From Emojis to Clocks – Do We Need to Change for Gen Z?

Students Cant Tell Time

In the past few weeks I’ve seen two alarmist news stories going around about Generation Z and people changing to fit around them.

The first was that, apparently, Gen Z can’t read analog clocks since they mostly read the time via their phones or laptops, which display the time in digital format. It seems that in some schools, teachers are replacing regular clocks with digital ones in exam halls, to help students understand how much time they have left.

I was very suspicious when I first read it, thinking that it’s yet another attack on young people from those who want to create a clickable title. However, while chatting with a year 10 student I asked him what he thought of the news article – did he think that his generation can’t read clocks?

He replied that he himself couldn’t read an analog clock and when he asked me what the time was, he didn’t understand “half past two” but instead wanted me to tell it to him the “military time”.

While my fact-checking research was incredibly limited, I do think that there would be a number of students, especially those from disadvantaged backgrounds, for whom this would be true. A quick google shows that studies are saying that modern parents are both spending more time than ever with their children – but also that parents are only spending 35 minutes a day with them. Inconclusive.

However, it is understandable that a single parent struggling with money isn’t going to have as much time to spend with their children teaching them things like how to tell the time.
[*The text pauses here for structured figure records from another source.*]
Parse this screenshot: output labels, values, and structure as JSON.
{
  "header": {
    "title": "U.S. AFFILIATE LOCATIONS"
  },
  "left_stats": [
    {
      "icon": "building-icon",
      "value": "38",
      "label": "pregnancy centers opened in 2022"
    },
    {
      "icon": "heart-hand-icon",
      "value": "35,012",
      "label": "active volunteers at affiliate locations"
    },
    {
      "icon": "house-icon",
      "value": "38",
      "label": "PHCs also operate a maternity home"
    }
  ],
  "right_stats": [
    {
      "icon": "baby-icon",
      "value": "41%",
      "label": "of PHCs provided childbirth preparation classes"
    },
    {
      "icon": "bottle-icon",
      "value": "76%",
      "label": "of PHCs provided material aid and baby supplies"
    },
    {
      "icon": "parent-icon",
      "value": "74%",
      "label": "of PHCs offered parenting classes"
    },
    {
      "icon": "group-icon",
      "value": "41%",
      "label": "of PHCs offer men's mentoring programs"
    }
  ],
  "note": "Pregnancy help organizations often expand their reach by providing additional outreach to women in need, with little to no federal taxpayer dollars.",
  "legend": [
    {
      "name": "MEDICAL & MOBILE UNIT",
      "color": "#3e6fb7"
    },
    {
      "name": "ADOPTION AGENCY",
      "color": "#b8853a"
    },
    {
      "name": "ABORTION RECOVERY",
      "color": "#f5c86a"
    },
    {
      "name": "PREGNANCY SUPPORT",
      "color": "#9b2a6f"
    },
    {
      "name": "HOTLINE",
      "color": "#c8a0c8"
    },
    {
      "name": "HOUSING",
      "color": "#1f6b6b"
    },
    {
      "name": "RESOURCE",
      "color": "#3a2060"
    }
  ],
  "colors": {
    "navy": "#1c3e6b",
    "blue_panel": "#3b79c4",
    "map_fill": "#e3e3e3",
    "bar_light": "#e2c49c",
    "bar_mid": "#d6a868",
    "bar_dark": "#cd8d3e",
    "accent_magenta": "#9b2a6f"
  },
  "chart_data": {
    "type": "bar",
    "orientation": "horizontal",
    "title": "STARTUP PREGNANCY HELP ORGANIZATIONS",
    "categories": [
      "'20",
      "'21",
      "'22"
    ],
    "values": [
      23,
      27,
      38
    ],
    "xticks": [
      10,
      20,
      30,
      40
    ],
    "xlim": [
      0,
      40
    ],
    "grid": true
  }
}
With the wealth gap getting bigger, there are more people at the bottom of the food chain trying to make ends meet – and that means that time usually spent teaching children skills is lost to other, more pressing tasks.
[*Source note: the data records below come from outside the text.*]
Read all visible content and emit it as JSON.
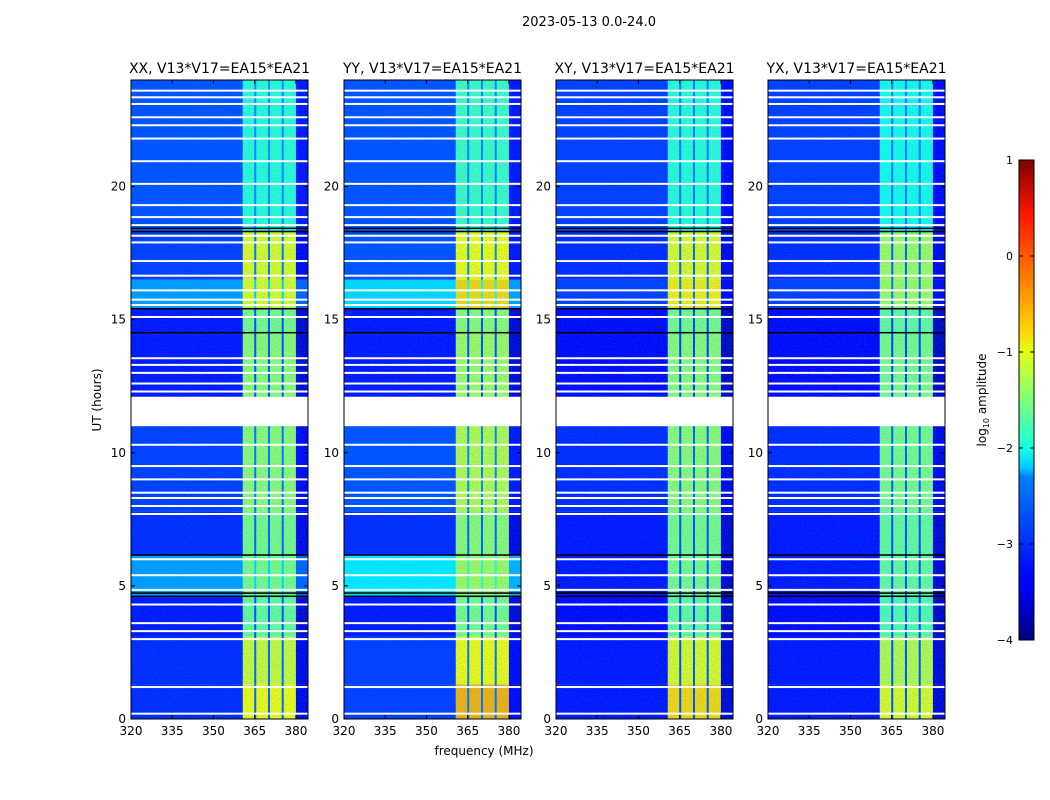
{
  "chart_data": {
    "type": "heatmap",
    "suptitle": "2023-05-13 0.0-24.0",
    "xlabel": "frequency (MHz)",
    "ylabel": "UT (hours)",
    "xlim": [
      320,
      384.4
    ],
    "ylim": [
      0,
      24
    ],
    "xticks": [
      "320",
      "335",
      "350",
      "365",
      "380"
    ],
    "xtick_values": [
      320,
      335,
      350,
      365,
      380
    ],
    "yticks": [
      "0",
      "5",
      "10",
      "15",
      "20"
    ],
    "ytick_values": [
      0,
      5,
      10,
      15,
      20
    ],
    "colorbar": {
      "label_main": "log",
      "label_sub": "10",
      "label_rest": " amplitude",
      "range": [
        -4,
        1
      ],
      "ticks": [
        "1",
        "0",
        "−1",
        "−2",
        "−3",
        "−4"
      ],
      "tick_values": [
        1,
        0,
        -1,
        -2,
        -3,
        -4
      ],
      "colormap": "jet"
    },
    "rfi_band_mhz": [
      360.7,
      380
    ],
    "band_channel_edges_mhz": [
      365.2,
      370.2,
      375.2
    ],
    "flagged_time_ranges": [
      [
        11.0,
        12.1
      ]
    ],
    "flagged_lines_hours": [
      0.2,
      1.2,
      3.0,
      3.3,
      3.6,
      4.3,
      4.85,
      5.4,
      6.0,
      7.7,
      8.0,
      8.3,
      8.5,
      9.0,
      9.5,
      10.3,
      12.3,
      12.6,
      13.0,
      13.3,
      13.55,
      15.1,
      15.55,
      15.75,
      16.1,
      16.65,
      17.2,
      17.9,
      18.15,
      18.55,
      18.85,
      19.3,
      20.1,
      20.95,
      21.8,
      22.3,
      22.6,
      23.1,
      23.35,
      23.6
    ],
    "dark_lines_hours": [
      4.6,
      4.72,
      6.15,
      14.5,
      15.4,
      18.3,
      18.42
    ],
    "panels": [
      {
        "title": "XX, V13*V17=EA15*EA21",
        "segments": [
          {
            "t": [
              0,
              1.3
            ],
            "bg": -3.2,
            "band": -0.9
          },
          {
            "t": [
              1.3,
              3.1
            ],
            "bg": -3.2,
            "band": -1.1
          },
          {
            "t": [
              3.1,
              4.6
            ],
            "bg": -3.3,
            "band": -1.6
          },
          {
            "t": [
              4.6,
              6.15
            ],
            "bg": -2.6,
            "band": -1.5
          },
          {
            "t": [
              6.15,
              7.8
            ],
            "bg": -3.2,
            "band": -1.5
          },
          {
            "t": [
              7.8,
              11.0
            ],
            "bg": -3.1,
            "band": -1.4
          },
          {
            "t": [
              12.1,
              14.5
            ],
            "bg": -3.3,
            "band": -1.4
          },
          {
            "t": [
              14.5,
              15.4
            ],
            "bg": -3.3,
            "band": -1.5
          },
          {
            "t": [
              15.4,
              16.5
            ],
            "bg": -2.6,
            "band": -1.0
          },
          {
            "t": [
              16.5,
              18.3
            ],
            "bg": -3.1,
            "band": -1.0
          },
          {
            "t": [
              18.3,
              24
            ],
            "bg": -3.0,
            "band": -1.9
          }
        ]
      },
      {
        "title": "YY, V13*V17=EA15*EA21",
        "segments": [
          {
            "t": [
              0,
              1.3
            ],
            "bg": -3.1,
            "band": -0.5
          },
          {
            "t": [
              1.3,
              3.1
            ],
            "bg": -3.1,
            "band": -0.9
          },
          {
            "t": [
              3.1,
              4.6
            ],
            "bg": -3.3,
            "band": -1.5
          },
          {
            "t": [
              4.6,
              6.15
            ],
            "bg": -2.2,
            "band": -1.3
          },
          {
            "t": [
              6.15,
              7.8
            ],
            "bg": -3.2,
            "band": -1.4
          },
          {
            "t": [
              7.8,
              11.0
            ],
            "bg": -3.0,
            "band": -1.2
          },
          {
            "t": [
              12.1,
              14.5
            ],
            "bg": -3.3,
            "band": -1.3
          },
          {
            "t": [
              14.5,
              15.4
            ],
            "bg": -3.3,
            "band": -1.4
          },
          {
            "t": [
              15.4,
              16.5
            ],
            "bg": -2.3,
            "band": -0.7
          },
          {
            "t": [
              16.5,
              18.3
            ],
            "bg": -3.0,
            "band": -0.9
          },
          {
            "t": [
              18.3,
              24
            ],
            "bg": -3.0,
            "band": -1.8
          }
        ]
      },
      {
        "title": "XY, V13*V17=EA15*EA21",
        "segments": [
          {
            "t": [
              0,
              1.3
            ],
            "bg": -3.3,
            "band": -0.7
          },
          {
            "t": [
              1.3,
              3.1
            ],
            "bg": -3.3,
            "band": -1.0
          },
          {
            "t": [
              3.1,
              4.6
            ],
            "bg": -3.4,
            "band": -1.6
          },
          {
            "t": [
              4.6,
              6.15
            ],
            "bg": -3.3,
            "band": -1.5
          },
          {
            "t": [
              6.15,
              7.8
            ],
            "bg": -3.3,
            "band": -1.5
          },
          {
            "t": [
              7.8,
              11.0
            ],
            "bg": -3.2,
            "band": -1.4
          },
          {
            "t": [
              12.1,
              14.5
            ],
            "bg": -3.4,
            "band": -1.4
          },
          {
            "t": [
              14.5,
              15.4
            ],
            "bg": -3.4,
            "band": -1.5
          },
          {
            "t": [
              15.4,
              16.5
            ],
            "bg": -3.1,
            "band": -0.8
          },
          {
            "t": [
              16.5,
              18.3
            ],
            "bg": -3.2,
            "band": -1.0
          },
          {
            "t": [
              18.3,
              24
            ],
            "bg": -3.1,
            "band": -1.9
          }
        ]
      },
      {
        "title": "YX, V13*V17=EA15*EA21",
        "segments": [
          {
            "t": [
              0,
              1.3
            ],
            "bg": -3.3,
            "band": -1.0
          },
          {
            "t": [
              1.3,
              3.1
            ],
            "bg": -3.3,
            "band": -1.2
          },
          {
            "t": [
              3.1,
              4.6
            ],
            "bg": -3.4,
            "band": -1.7
          },
          {
            "t": [
              4.6,
              6.15
            ],
            "bg": -3.3,
            "band": -1.6
          },
          {
            "t": [
              6.15,
              7.8
            ],
            "bg": -3.3,
            "band": -1.6
          },
          {
            "t": [
              7.8,
              11.0
            ],
            "bg": -3.2,
            "band": -1.5
          },
          {
            "t": [
              12.1,
              14.5
            ],
            "bg": -3.4,
            "band": -1.5
          },
          {
            "t": [
              14.5,
              15.4
            ],
            "bg": -3.4,
            "band": -1.6
          },
          {
            "t": [
              15.4,
              16.5
            ],
            "bg": -3.1,
            "band": -1.3
          },
          {
            "t": [
              16.5,
              18.3
            ],
            "bg": -3.2,
            "band": -1.3
          },
          {
            "t": [
              18.3,
              24
            ],
            "bg": -3.1,
            "band": -2.0
          }
        ]
      }
    ]
  }
}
The second news story I saw was that teachers are using emojis to teach Shakespeare. An education expert has said that by using emojis in the classroom, teachers will be putting their state educated students far behind their privately educated peers.

Reading into it, it seems that there is a teacher who asked students to summarise each scene with an emoji, then explaining their reasoning afterwards. It’s not like they’re being asked to write entire essays in smilies. Can everyone just chill, please?

I have quite controversial views on Shakespeare in the curriculum in that I think it’s time for a Shake up (see what I did there??) and for other works to be the focus. The old English is a barrier for many people, though the plots of the plays themselves are able to be linked with contemporary experiences. I don’t blame teachers at all for trying to make these plays a bit more accessible to the students.

In both of these examples, we see teachers make changes to fit around students. I think that while Millennials like me are keen to change the world, but often have our own struggles and challenges, it will be Gen Z who ultimately reform the norm in everyday life. I think that clocks and Shakespeare are just the beginning – there will be so many other rules of life that will be broken because they simply aren’t fit for purpose anymore.

The last few generations have had to bend and shape themselves to fit into an old and outdated model of life, but now we live in a time where driverless cars are just on the horizon and AI threatens to take our jobs, we’re going to need to take a second look at how we go about even the simplist things and how we can make them better.

I feel that Gen Z are like proofreaders on modern life. They’re entering our world and viewing things with a fresh pair of eyes, and forcing us to make changes. It’s not for us to call them stupid or blame the adults in their lives for not preparing them for life, but perhaps we should instead be taking onboard these changes and seeing what can be improved.

Got a young person in your life? Ask them what they feel is outdated and in need of a change – I’d love to know!

Comments

  1. The thing about Shakespeare is that it’s often difficult for a class to read it- Shakespeare makes more sense if you *see* it. Some of that is the old English, some is the rhyming couplets, and some of it is that schools tend to take the dreariest of the plays to teach students.

    • Charlotte says:

      Completely agree. Teachers can shove on a DVD of a film adaptation but it’s never really as engaging as seeing it in person – which is too expensive for schools to afford.